Something as simple as a solo practice that submits an average of 100 or more insurance claims in a day will draw an obvious red flag quite quickly as it is physically impossible for them to see and treat that many patients in a single day.

What Is Upcoding In Medical Billing Fraud?

Sometimes Upcoding is simply the result of a solo practitioner or administrative staff member who lacks the necessary understanding of Medical Coding best practices or who simply doesn’t have access to an updated code book. These accidental forms of medical billing fraud are often unintentional, though they could carry significant consequences none-the-less.

However, there are certainly just as many if not more cases of upcoding fraud that are intentional. When this happens, a diagnostic code is assigned for a more severe condition than the one the patient is actually dealing with. The net result is that the practice sees an increase in their overall revenue as the insurer or the payer institution reimburses higher for the more serious conditions.

How Is Upcoding Fraud Detected?

It’s worth noting that the Office of Inspector General keeps a list of codes that are particularly suitable for upcoding. When they are used excessively it generates a red flag that then requires a full audit of the practice that submits a higher level of these claims than falls within the pre-established parameters.

The Office of Inspector General further monitors the codes for a practice’s inpatient population to help detect conditions that are generally more severe than the norm. A practice can be heavily fined if the Office of Inspector General determines that it is intentionally upcoding multiple claims.

Falsifying Records

This is a general term to describe the process of “Improper Medical Documentation.” As such medical billing fraud linked to falsifying records can be one of the most difficult types of medical fraud to detect. Especially when you consider that many of these cases are unintentional.

One of the most significant reasons behind fraud linked to false records is that many types of claims may be submitted without attaching existing medical records or long-term medical histories. This potentially allows healthcare providers to build a good understanding of the insurer’s practices in a way that gradually increases their reimbursement rates via manipulating claims.
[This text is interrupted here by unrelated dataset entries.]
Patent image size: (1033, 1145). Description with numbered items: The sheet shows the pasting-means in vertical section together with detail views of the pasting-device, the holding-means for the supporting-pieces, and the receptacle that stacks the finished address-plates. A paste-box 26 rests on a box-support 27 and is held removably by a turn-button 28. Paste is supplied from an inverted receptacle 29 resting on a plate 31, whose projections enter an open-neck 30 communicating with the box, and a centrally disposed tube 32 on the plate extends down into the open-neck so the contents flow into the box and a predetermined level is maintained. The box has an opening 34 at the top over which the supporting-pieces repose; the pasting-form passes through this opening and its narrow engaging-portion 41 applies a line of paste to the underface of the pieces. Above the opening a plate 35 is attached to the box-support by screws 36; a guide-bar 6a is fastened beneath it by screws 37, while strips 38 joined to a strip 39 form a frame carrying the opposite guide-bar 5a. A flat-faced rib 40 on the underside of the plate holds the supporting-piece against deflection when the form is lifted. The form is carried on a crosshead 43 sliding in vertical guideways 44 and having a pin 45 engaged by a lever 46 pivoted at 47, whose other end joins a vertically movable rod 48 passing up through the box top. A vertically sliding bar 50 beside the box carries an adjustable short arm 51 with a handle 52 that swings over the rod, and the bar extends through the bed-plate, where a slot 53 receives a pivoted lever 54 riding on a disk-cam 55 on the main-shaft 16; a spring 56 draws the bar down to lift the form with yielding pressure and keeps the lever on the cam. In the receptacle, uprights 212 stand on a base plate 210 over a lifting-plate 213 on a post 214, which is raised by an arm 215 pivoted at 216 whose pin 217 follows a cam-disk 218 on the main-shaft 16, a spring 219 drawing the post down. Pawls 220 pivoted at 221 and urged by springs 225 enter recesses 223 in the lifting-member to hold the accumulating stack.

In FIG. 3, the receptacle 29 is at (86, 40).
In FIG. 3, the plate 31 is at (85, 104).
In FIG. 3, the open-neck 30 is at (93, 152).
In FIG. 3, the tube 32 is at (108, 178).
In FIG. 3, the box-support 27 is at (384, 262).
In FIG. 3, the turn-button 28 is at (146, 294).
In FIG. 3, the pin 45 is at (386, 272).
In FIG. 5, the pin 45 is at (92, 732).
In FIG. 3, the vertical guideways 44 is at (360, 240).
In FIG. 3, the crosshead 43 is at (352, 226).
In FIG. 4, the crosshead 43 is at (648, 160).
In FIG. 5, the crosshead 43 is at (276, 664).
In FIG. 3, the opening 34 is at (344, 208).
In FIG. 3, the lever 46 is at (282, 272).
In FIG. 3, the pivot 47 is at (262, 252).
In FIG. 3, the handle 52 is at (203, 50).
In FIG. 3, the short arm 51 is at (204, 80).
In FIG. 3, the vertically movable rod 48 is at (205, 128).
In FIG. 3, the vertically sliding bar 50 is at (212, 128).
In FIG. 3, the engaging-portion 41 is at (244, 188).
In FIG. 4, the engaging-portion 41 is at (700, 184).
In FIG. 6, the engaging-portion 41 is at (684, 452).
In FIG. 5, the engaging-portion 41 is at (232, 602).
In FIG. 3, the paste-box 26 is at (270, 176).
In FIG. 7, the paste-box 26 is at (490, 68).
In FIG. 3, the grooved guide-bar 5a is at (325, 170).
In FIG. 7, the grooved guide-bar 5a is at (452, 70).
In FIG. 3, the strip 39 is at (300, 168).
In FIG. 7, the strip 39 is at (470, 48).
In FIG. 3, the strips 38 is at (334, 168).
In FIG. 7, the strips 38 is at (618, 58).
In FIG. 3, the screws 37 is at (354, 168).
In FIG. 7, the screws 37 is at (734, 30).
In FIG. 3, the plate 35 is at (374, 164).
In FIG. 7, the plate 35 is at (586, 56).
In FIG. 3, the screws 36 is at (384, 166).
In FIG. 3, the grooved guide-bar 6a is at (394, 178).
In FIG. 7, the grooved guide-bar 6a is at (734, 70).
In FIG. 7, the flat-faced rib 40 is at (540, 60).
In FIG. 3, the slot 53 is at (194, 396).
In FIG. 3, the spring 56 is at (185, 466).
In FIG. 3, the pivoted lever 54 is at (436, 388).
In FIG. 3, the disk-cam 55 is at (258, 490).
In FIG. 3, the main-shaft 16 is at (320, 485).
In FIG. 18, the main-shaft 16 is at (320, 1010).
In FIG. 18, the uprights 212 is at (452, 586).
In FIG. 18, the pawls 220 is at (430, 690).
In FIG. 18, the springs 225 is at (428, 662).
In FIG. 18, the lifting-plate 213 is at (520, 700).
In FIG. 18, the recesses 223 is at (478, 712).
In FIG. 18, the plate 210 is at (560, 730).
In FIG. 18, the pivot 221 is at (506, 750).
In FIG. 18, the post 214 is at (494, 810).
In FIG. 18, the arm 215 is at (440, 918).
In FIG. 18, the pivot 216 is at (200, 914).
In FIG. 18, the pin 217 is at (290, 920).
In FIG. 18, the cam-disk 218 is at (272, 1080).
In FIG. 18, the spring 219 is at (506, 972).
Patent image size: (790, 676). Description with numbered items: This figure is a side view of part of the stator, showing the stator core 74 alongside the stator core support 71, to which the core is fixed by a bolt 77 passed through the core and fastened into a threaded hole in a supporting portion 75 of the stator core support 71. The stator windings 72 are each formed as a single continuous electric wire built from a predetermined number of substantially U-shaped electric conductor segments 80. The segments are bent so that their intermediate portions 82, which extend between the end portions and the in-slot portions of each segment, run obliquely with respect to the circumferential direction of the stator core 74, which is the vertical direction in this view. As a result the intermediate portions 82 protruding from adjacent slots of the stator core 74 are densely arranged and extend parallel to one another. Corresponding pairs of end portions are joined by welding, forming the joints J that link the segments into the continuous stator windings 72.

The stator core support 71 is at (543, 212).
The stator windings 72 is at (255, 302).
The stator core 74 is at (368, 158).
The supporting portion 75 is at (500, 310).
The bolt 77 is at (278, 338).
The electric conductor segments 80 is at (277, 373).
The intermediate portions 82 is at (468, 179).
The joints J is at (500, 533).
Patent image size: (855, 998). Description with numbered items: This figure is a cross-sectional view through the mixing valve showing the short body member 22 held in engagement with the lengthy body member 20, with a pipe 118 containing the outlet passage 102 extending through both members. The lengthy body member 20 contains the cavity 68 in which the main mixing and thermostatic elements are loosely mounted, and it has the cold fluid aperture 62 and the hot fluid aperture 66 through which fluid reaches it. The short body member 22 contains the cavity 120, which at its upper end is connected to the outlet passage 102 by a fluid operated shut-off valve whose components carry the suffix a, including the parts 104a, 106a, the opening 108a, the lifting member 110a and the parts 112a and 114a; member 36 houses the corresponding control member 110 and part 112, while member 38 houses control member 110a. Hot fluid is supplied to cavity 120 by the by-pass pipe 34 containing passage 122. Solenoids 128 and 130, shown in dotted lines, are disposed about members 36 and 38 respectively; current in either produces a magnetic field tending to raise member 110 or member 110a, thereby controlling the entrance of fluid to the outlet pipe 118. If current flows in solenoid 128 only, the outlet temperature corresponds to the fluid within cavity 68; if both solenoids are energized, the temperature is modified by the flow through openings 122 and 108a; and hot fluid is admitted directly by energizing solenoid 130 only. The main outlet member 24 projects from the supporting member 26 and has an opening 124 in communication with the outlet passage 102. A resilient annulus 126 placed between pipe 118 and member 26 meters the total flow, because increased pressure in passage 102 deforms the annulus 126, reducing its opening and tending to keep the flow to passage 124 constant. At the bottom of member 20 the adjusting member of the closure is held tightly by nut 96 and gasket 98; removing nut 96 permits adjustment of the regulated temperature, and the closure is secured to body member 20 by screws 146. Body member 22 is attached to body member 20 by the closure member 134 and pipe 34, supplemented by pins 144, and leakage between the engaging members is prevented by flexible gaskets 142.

All without triggering a red flag for an audit.

Unfortunately, altering medical records for the purpose of increasing the claim amount is highly illegal. It is also illegal to intentionally omit critical information on a claim. This is often done to cover errors in a patient’s treatment notes. It is also illegal for a medical coding professional to change a code on a claim even when ordered to do so.

Providing Excessive Services to Patient

Providing services to a patient beyond what they need, in order to receive a higher reimbursement rate is also another common type of medical fraud. This includes providing unnecessary services as well as charging for services that were never even performed.

This type of medical billing fraud can be difficult to detect for a single patient as it is often unintentional, or simply the result of poor billing practices. Though practices of every size should have processes in place to help detect inaccurate charges for each service and unintentional fraud can still have punitive consequences.

Outsourcing Your Medical Billing Can Prevent Unintentional Medical Fraud

The unfortunate reality is that even unintentional or accidental medical billing fraud can still carry some very stiff consequences for both solo practitioners and small practices. Outsourcing your medical billing services to a third party agency that specializes in medical coding will go a long way toward catching errors and correcting bad habits. It also has the net benefit of freeing up more time to focus on treating patients, rather than researching medical codes and spot checking for errors.